Toepassing van dit door het EHRM en de Hoge Raad ontwikkelde toetsingskader op het onderhavige geval brengt het hof tot de volgende beoordeling.
Het hof stelt vast dat de aangeefster [benadeelde] bij de politie een voor de verdachte belastende verklaring heeft afgelegd, welke door de politierechter voor het bewijs is gebruikt. In hoger beroep heeft de verdediging verzocht om [benadeelde] als getuige te horen. Het hof heeft dit verzoek toegewezen en heeft de zaak daartoe verwezen naar de raadsheer-commissaris. Uit de processen-verbaal van bevindingen van de raadsheer-commissaris van 15 oktober 2021 en 4 april 2023 volgt dat er via een rechtshulpverzoek aan het Verenigd Koninkrijk, het land waar de aangeefster woonachtig is, meerdere pogingen zijn gedaan om de aangeefster te horen.
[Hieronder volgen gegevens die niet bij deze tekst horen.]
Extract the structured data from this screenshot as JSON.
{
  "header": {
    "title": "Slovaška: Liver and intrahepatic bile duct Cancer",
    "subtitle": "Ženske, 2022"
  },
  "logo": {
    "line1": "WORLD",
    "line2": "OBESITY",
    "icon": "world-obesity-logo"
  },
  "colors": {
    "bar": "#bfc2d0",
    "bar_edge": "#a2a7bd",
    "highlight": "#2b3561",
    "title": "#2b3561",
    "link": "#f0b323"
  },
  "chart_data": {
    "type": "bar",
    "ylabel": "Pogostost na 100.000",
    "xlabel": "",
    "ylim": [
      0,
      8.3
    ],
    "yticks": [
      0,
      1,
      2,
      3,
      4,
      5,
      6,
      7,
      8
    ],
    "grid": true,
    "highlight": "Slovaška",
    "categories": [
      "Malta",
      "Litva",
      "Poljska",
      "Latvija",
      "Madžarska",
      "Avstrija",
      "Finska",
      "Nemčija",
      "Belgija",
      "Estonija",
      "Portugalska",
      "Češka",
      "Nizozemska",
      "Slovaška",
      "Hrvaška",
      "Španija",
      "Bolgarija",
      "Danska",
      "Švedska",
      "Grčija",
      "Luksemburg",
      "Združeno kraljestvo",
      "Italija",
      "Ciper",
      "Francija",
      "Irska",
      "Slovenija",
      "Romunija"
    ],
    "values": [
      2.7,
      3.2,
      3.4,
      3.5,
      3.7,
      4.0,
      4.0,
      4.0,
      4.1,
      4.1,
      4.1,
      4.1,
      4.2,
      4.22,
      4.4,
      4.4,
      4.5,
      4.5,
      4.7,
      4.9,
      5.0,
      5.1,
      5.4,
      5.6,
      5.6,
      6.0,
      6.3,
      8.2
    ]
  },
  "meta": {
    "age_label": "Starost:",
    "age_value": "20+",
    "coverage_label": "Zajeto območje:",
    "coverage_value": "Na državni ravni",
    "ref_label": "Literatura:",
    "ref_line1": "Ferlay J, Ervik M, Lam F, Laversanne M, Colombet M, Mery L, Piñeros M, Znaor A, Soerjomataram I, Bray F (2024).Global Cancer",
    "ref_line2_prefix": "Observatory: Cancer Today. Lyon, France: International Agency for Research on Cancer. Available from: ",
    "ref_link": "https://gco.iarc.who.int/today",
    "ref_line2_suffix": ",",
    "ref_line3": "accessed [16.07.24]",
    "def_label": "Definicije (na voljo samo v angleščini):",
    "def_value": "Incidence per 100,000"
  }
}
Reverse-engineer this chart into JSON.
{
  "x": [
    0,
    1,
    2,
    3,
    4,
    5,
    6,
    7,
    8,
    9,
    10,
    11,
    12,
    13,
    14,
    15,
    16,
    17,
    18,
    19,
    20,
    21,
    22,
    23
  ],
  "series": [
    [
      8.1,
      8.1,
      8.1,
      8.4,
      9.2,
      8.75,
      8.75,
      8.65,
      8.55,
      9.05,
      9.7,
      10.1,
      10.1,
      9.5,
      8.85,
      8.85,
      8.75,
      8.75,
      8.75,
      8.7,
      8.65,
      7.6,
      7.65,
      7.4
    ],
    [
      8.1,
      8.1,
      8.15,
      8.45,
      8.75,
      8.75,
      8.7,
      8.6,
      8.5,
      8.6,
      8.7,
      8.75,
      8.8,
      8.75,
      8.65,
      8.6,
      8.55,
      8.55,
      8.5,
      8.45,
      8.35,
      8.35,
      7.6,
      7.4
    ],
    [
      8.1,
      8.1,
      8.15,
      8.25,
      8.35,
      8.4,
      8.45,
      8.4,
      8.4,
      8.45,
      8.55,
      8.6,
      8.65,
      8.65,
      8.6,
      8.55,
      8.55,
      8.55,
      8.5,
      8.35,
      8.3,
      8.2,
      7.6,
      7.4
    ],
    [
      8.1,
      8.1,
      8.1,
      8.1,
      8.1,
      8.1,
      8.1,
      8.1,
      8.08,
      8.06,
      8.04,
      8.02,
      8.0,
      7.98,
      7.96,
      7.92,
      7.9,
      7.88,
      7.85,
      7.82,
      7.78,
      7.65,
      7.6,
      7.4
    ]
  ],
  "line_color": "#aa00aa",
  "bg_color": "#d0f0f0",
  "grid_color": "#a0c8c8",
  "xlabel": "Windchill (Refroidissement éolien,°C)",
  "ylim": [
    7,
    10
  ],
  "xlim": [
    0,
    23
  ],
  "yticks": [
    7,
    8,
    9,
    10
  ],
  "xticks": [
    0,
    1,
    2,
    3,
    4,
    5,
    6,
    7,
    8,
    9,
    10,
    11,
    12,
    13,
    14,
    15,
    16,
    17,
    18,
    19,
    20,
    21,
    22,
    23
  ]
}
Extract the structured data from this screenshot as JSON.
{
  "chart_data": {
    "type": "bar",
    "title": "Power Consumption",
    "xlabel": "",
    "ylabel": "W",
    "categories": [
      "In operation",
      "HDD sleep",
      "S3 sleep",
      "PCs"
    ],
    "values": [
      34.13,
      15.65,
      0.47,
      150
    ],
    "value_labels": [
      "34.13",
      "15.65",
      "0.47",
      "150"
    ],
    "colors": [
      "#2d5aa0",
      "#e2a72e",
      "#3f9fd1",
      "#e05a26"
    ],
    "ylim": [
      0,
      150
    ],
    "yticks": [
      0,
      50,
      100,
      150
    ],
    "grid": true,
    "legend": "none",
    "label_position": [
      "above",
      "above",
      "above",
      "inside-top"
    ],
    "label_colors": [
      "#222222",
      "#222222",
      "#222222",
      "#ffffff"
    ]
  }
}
Ondanks de inspanningen van het kabinet van de raadsheer-commissaris is dit niet mogelijk gebleken, vanwege het feit dat de aangeefster niet mee wilde werken aan een (video)verhoor omdat dit volgens haar te traumatisch zou zijn. Gelet hierop en het feit dat er in het Verenigd Koninkrijk geen dwangmiddelen kunnen worden toegepast ten aanzien van een onwillige getuige, oordeelde de raadsheer-commissaris dat het onaannemelijk is dat de getuige binnen aanvaardbare termijn kon worden gehoord. Hierop is de zaak weer op zitting aangebracht.
Ad i) Vaststaat dat er noch in eerste aanleg noch in hoger beroep een behoorlijke en effectieve ondervragingsgelegenheid heeft bestaan voor de verdediging om de betrouwbaarheid van de eerder bij de politie afgelegde verklaring van de aangeefster te toetsen. Naar het oordeel van het hof is niet gebleken van een goede reden dat de aangeefster niet is gehoord. Weliswaar heeft zij verklaard dat een nader verhoor te traumatisch is, maar medische informatie waaruit dit kan worden afgeleid, ontbreekt.
Ad ii) Voor de beantwoording van de vraag of de bewezenverklaring in beslissende mate steunt op de verklaring van de aangeefster, is van belang in hoeverre die verklaring steun vindt in andere bewijsmiddelen. Het benodigde steunbewijs moet betrekking hebben op die onderdelen van de hem belastende verklaring die de verdachte betwist. Of dat steunbewijs aanwezig is, wordt mede bepaald door het gewicht van de verklaring van deze getuige in het licht van de bewijsvoering als geheel.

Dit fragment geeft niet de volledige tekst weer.